The key concert in this story was in 1923. The first half consisted of classical works of Vincenzo Bellini and Henry Purcell, and modernist works by Arnold Schoenberg, Darius Milhaud, Bartók and Paul Hindemith. The second half of his performance disrupt musical creation, however. She opened with Ragtime Band Alexander by Irving Berlin, then realized works of Jerome Kern and Walter Donaldson, and eventually finished with three works by George Gershwin, the first time his works ( I build a Stairway to Paradise Innocent Ingenue baby and Swanee ) would be performed by a classical singer in a concert.

important figures in the audience included Paul Whiteman, who then commissioned Gershwin to write a composition for his band. Rhapsody in Blue was the result, and it was created in 1924 at Aeolian Hall with the Orchestra of Paul Whitman with Gershwin at the piano, as he had been the previous year for Eva Gauthier.

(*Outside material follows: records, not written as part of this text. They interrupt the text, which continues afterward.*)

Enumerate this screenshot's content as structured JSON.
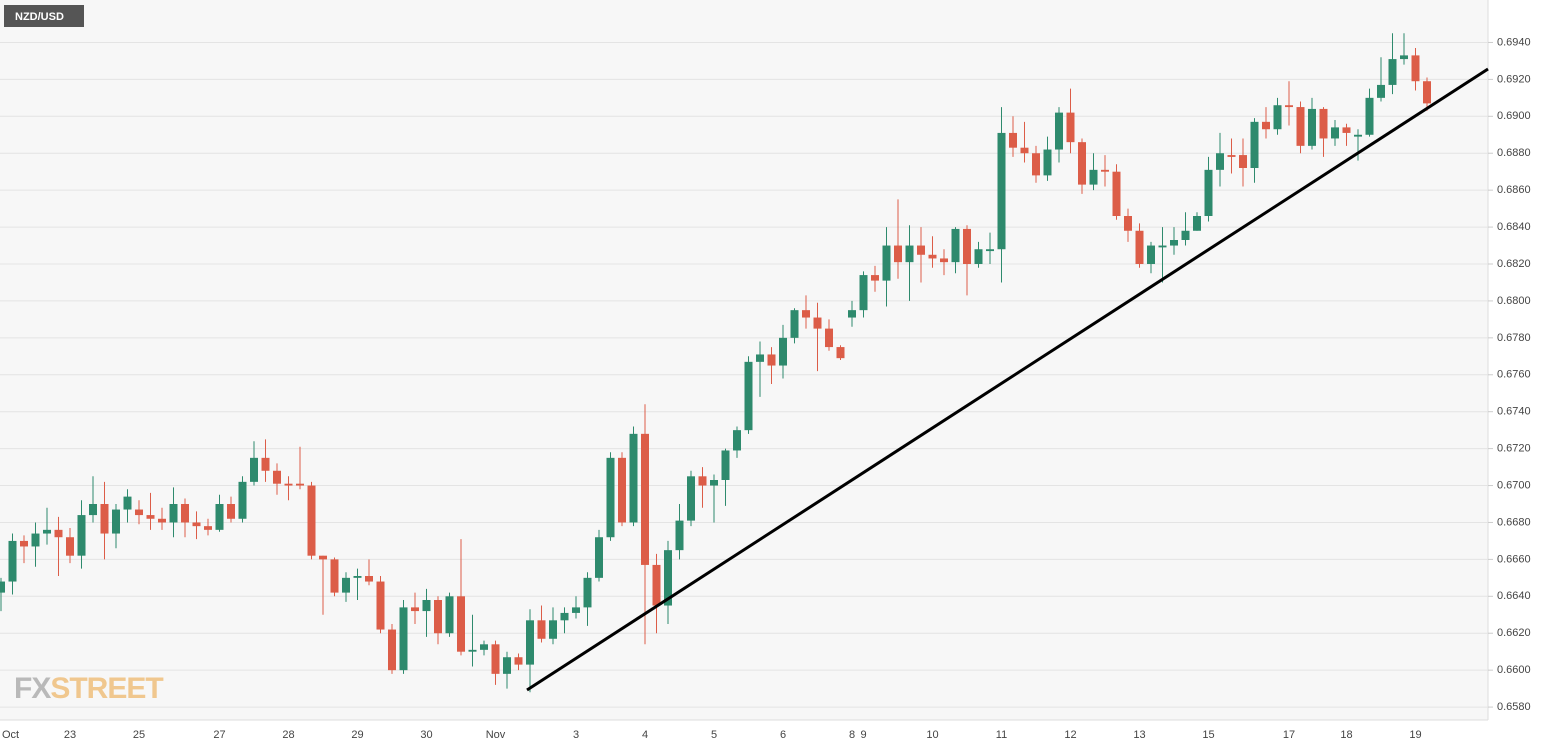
{
  "chart_data": {
    "type": "candlestick",
    "title": "NZD/USD",
    "watermark": [
      "FX",
      "STREET"
    ],
    "categories": [
      "Oct",
      null,
      null,
      null,
      null,
      null,
      "23",
      null,
      null,
      null,
      null,
      null,
      "25",
      null,
      null,
      null,
      null,
      null,
      null,
      "27",
      null,
      null,
      null,
      null,
      null,
      "28",
      null,
      null,
      null,
      null,
      null,
      "29",
      null,
      null,
      null,
      null,
      null,
      "30",
      null,
      null,
      null,
      null,
      null,
      "Nov",
      null,
      null,
      null,
      null,
      null,
      null,
      "3",
      null,
      null,
      null,
      null,
      null,
      "4",
      null,
      null,
      null,
      null,
      null,
      "5",
      null,
      null,
      null,
      null,
      null,
      "6",
      null,
      null,
      null,
      null,
      null,
      "8",
      "9",
      null,
      null,
      null,
      null,
      null,
      "10",
      null,
      null,
      null,
      null,
      null,
      "11",
      null,
      null,
      null,
      null,
      null,
      "12",
      null,
      null,
      null,
      null,
      null,
      "13",
      null,
      null,
      null,
      null,
      null,
      "15",
      null,
      null,
      null,
      null,
      null,
      null,
      "17",
      null,
      null,
      null,
      null,
      "18",
      null,
      null,
      null,
      null,
      null,
      "19",
      null
    ],
    "open": [
      0.6642,
      0.6648,
      0.667,
      0.6667,
      0.6674,
      0.6676,
      0.6672,
      0.6662,
      0.6684,
      0.669,
      0.6674,
      0.6687,
      0.6687,
      0.6684,
      0.6682,
      0.668,
      0.669,
      0.668,
      0.6678,
      0.6676,
      0.669,
      0.6682,
      0.6702,
      0.6715,
      0.6708,
      0.6701,
      0.6701,
      0.67,
      0.6662,
      0.666,
      0.6642,
      0.665,
      0.6651,
      0.6648,
      0.6622,
      0.66,
      0.6634,
      0.6632,
      0.6638,
      0.662,
      0.664,
      0.661,
      0.6611,
      0.6614,
      0.6598,
      0.6607,
      0.6603,
      0.6627,
      0.6617,
      0.6627,
      0.6631,
      0.6634,
      0.665,
      0.6672,
      0.6715,
      0.668,
      0.6728,
      0.6657,
      0.6635,
      0.6665,
      0.6681,
      0.6705,
      0.67,
      0.6703,
      0.6719,
      0.673,
      0.6767,
      0.6771,
      0.6765,
      0.678,
      0.6795,
      0.6791,
      0.6785,
      0.6775,
      0.6791,
      0.6795,
      0.6814,
      0.6811,
      0.683,
      0.6821,
      0.683,
      0.6825,
      0.6823,
      0.6821,
      0.6839,
      0.682,
      0.6827,
      0.6828,
      0.6891,
      0.6883,
      0.688,
      0.6868,
      0.6882,
      0.6902,
      0.6886,
      0.6863,
      0.6871,
      0.687,
      0.6846,
      0.6838,
      0.682,
      0.6829,
      0.683,
      0.6833,
      0.6838,
      0.6846,
      0.6871,
      0.6879,
      0.6879,
      0.6872,
      0.6897,
      0.6893,
      0.6906,
      0.6905,
      0.6884,
      0.6904,
      0.6888,
      0.6894,
      0.6889,
      0.689,
      0.691,
      0.6917,
      0.6931,
      0.6933,
      0.6919
    ],
    "high": [
      0.665,
      0.6674,
      0.6673,
      0.668,
      0.6688,
      0.6683,
      0.6677,
      0.6692,
      0.6705,
      0.6702,
      0.669,
      0.6698,
      0.6692,
      0.6696,
      0.6688,
      0.6699,
      0.6693,
      0.6686,
      0.6682,
      0.6695,
      0.6694,
      0.6705,
      0.6724,
      0.6725,
      0.6712,
      0.6705,
      0.6721,
      0.6702,
      0.6662,
      0.6661,
      0.6653,
      0.6655,
      0.666,
      0.6651,
      0.6625,
      0.6638,
      0.6642,
      0.6644,
      0.664,
      0.6642,
      0.6671,
      0.663,
      0.6616,
      0.6616,
      0.661,
      0.6609,
      0.6633,
      0.6635,
      0.6634,
      0.6634,
      0.664,
      0.6653,
      0.6676,
      0.6718,
      0.6718,
      0.6732,
      0.6744,
      0.6663,
      0.667,
      0.669,
      0.6708,
      0.671,
      0.6706,
      0.672,
      0.6732,
      0.677,
      0.6778,
      0.6775,
      0.6787,
      0.6796,
      0.6803,
      0.6799,
      0.679,
      0.6776,
      0.68,
      0.6816,
      0.6819,
      0.684,
      0.6855,
      0.6841,
      0.684,
      0.6835,
      0.6828,
      0.684,
      0.6841,
      0.6832,
      0.6837,
      0.6905,
      0.69,
      0.6897,
      0.6884,
      0.6889,
      0.6905,
      0.6915,
      0.6888,
      0.688,
      0.6879,
      0.6874,
      0.685,
      0.6842,
      0.6832,
      0.684,
      0.684,
      0.6848,
      0.6848,
      0.6878,
      0.6891,
      0.6888,
      0.6888,
      0.6899,
      0.6905,
      0.691,
      0.6919,
      0.6908,
      0.691,
      0.6905,
      0.6898,
      0.6896,
      0.6893,
      0.6915,
      0.6932,
      0.6945,
      0.6945,
      0.6937,
      0.6921
    ],
    "low": [
      0.6632,
      0.6641,
      0.6658,
      0.6656,
      0.6668,
      0.6651,
      0.6658,
      0.6655,
      0.668,
      0.666,
      0.6666,
      0.668,
      0.6679,
      0.6676,
      0.6676,
      0.6672,
      0.6672,
      0.6671,
      0.6673,
      0.6675,
      0.668,
      0.668,
      0.67,
      0.6702,
      0.6695,
      0.6692,
      0.6698,
      0.666,
      0.663,
      0.664,
      0.6637,
      0.6638,
      0.6646,
      0.662,
      0.6598,
      0.6598,
      0.6625,
      0.6618,
      0.6614,
      0.6618,
      0.6608,
      0.6602,
      0.6608,
      0.6592,
      0.659,
      0.66,
      0.6588,
      0.6615,
      0.6614,
      0.662,
      0.6628,
      0.6624,
      0.6648,
      0.667,
      0.6678,
      0.6678,
      0.6614,
      0.662,
      0.6625,
      0.666,
      0.6678,
      0.6688,
      0.668,
      0.6689,
      0.6715,
      0.6728,
      0.6748,
      0.6755,
      0.6758,
      0.6777,
      0.6785,
      0.6762,
      0.6773,
      0.6768,
      0.6786,
      0.6791,
      0.6805,
      0.6797,
      0.6812,
      0.68,
      0.681,
      0.6818,
      0.6814,
      0.6815,
      0.6803,
      0.6818,
      0.682,
      0.681,
      0.6878,
      0.6875,
      0.6864,
      0.6865,
      0.6875,
      0.688,
      0.6858,
      0.686,
      0.6862,
      0.6844,
      0.6832,
      0.6818,
      0.6815,
      0.681,
      0.6825,
      0.683,
      0.6838,
      0.6843,
      0.6862,
      0.6869,
      0.6862,
      0.6864,
      0.6888,
      0.689,
      0.6895,
      0.688,
      0.6882,
      0.6878,
      0.6884,
      0.6884,
      0.6876,
      0.6889,
      0.6908,
      0.6912,
      0.6928,
      0.6914,
      0.6903
    ],
    "close": [
      0.6648,
      0.667,
      0.6667,
      0.6674,
      0.6676,
      0.6672,
      0.6662,
      0.6684,
      0.669,
      0.6674,
      0.6687,
      0.6694,
      0.6684,
      0.6682,
      0.668,
      0.669,
      0.668,
      0.6678,
      0.6676,
      0.669,
      0.6682,
      0.6702,
      0.6715,
      0.6708,
      0.6701,
      0.67,
      0.67,
      0.6662,
      0.666,
      0.6642,
      0.665,
      0.6651,
      0.6648,
      0.6622,
      0.66,
      0.6634,
      0.6632,
      0.6638,
      0.662,
      0.664,
      0.661,
      0.6611,
      0.6614,
      0.6598,
      0.6607,
      0.6603,
      0.6627,
      0.6617,
      0.6627,
      0.6631,
      0.6634,
      0.665,
      0.6672,
      0.6715,
      0.668,
      0.6728,
      0.6657,
      0.6635,
      0.6665,
      0.6681,
      0.6705,
      0.67,
      0.6703,
      0.6719,
      0.673,
      0.6767,
      0.6771,
      0.6765,
      0.678,
      0.6795,
      0.6791,
      0.6785,
      0.6775,
      0.6769,
      0.6795,
      0.6814,
      0.6811,
      0.683,
      0.6821,
      0.683,
      0.6825,
      0.6823,
      0.6821,
      0.6839,
      0.682,
      0.6828,
      0.6828,
      0.6891,
      0.6883,
      0.688,
      0.6868,
      0.6882,
      0.6902,
      0.6886,
      0.6863,
      0.6871,
      0.687,
      0.6846,
      0.6838,
      0.682,
      0.683,
      0.683,
      0.6833,
      0.6838,
      0.6846,
      0.6871,
      0.688,
      0.6878,
      0.6872,
      0.6897,
      0.6893,
      0.6906,
      0.6905,
      0.6884,
      0.6904,
      0.6888,
      0.6894,
      0.6891,
      0.689,
      0.691,
      0.6917,
      0.6931,
      0.6933,
      0.6919,
      0.6907
    ],
    "up_color": "#2e8a6d",
    "down_color": "#dc5d48",
    "ylim": [
      0.6573,
      0.6963
    ],
    "yticks": [
      {
        "value": 0.658,
        "label": "0.6580"
      },
      {
        "value": 0.66,
        "label": "0.6600"
      },
      {
        "value": 0.662,
        "label": "0.6620"
      },
      {
        "value": 0.664,
        "label": "0.6640"
      },
      {
        "value": 0.666,
        "label": "0.6660"
      },
      {
        "value": 0.668,
        "label": "0.6680"
      },
      {
        "value": 0.67,
        "label": "0.6700"
      },
      {
        "value": 0.672,
        "label": "0.6720"
      },
      {
        "value": 0.674,
        "label": "0.6740"
      },
      {
        "value": 0.676,
        "label": "0.6760"
      },
      {
        "value": 0.678,
        "label": "0.6780"
      },
      {
        "value": 0.68,
        "label": "0.6800"
      },
      {
        "value": 0.682,
        "label": "0.6820"
      },
      {
        "value": 0.684,
        "label": "0.6840"
      },
      {
        "value": 0.686,
        "label": "0.6860"
      },
      {
        "value": 0.688,
        "label": "0.6880"
      },
      {
        "value": 0.69,
        "label": "0.6900"
      },
      {
        "value": 0.692,
        "label": "0.6920"
      },
      {
        "value": 0.694,
        "label": "0.6940"
      }
    ],
    "grid": true
  }
}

Èva Gauthier has been a pioneer and perhaps the first musical singer in the world. " She did much to publicize the Americans with the indigenous culture of what was then the Dutch East Indies. Perhaps his most important contribution was to take the jazz on the concert stage and win widespread public acceptance for the most creative musical genres.

"Jazz began to break into the company last season was a pioneer Èva Gauthier." -. Independent, 3 January 1925.


Additional Information

Èva Gauthier Matthew Isaac Cohen, Java Jazz (06), available here www.jstor.org , is a very detailed and fascinating reading.

There are some 30+ Gauthier recordings on the Internet.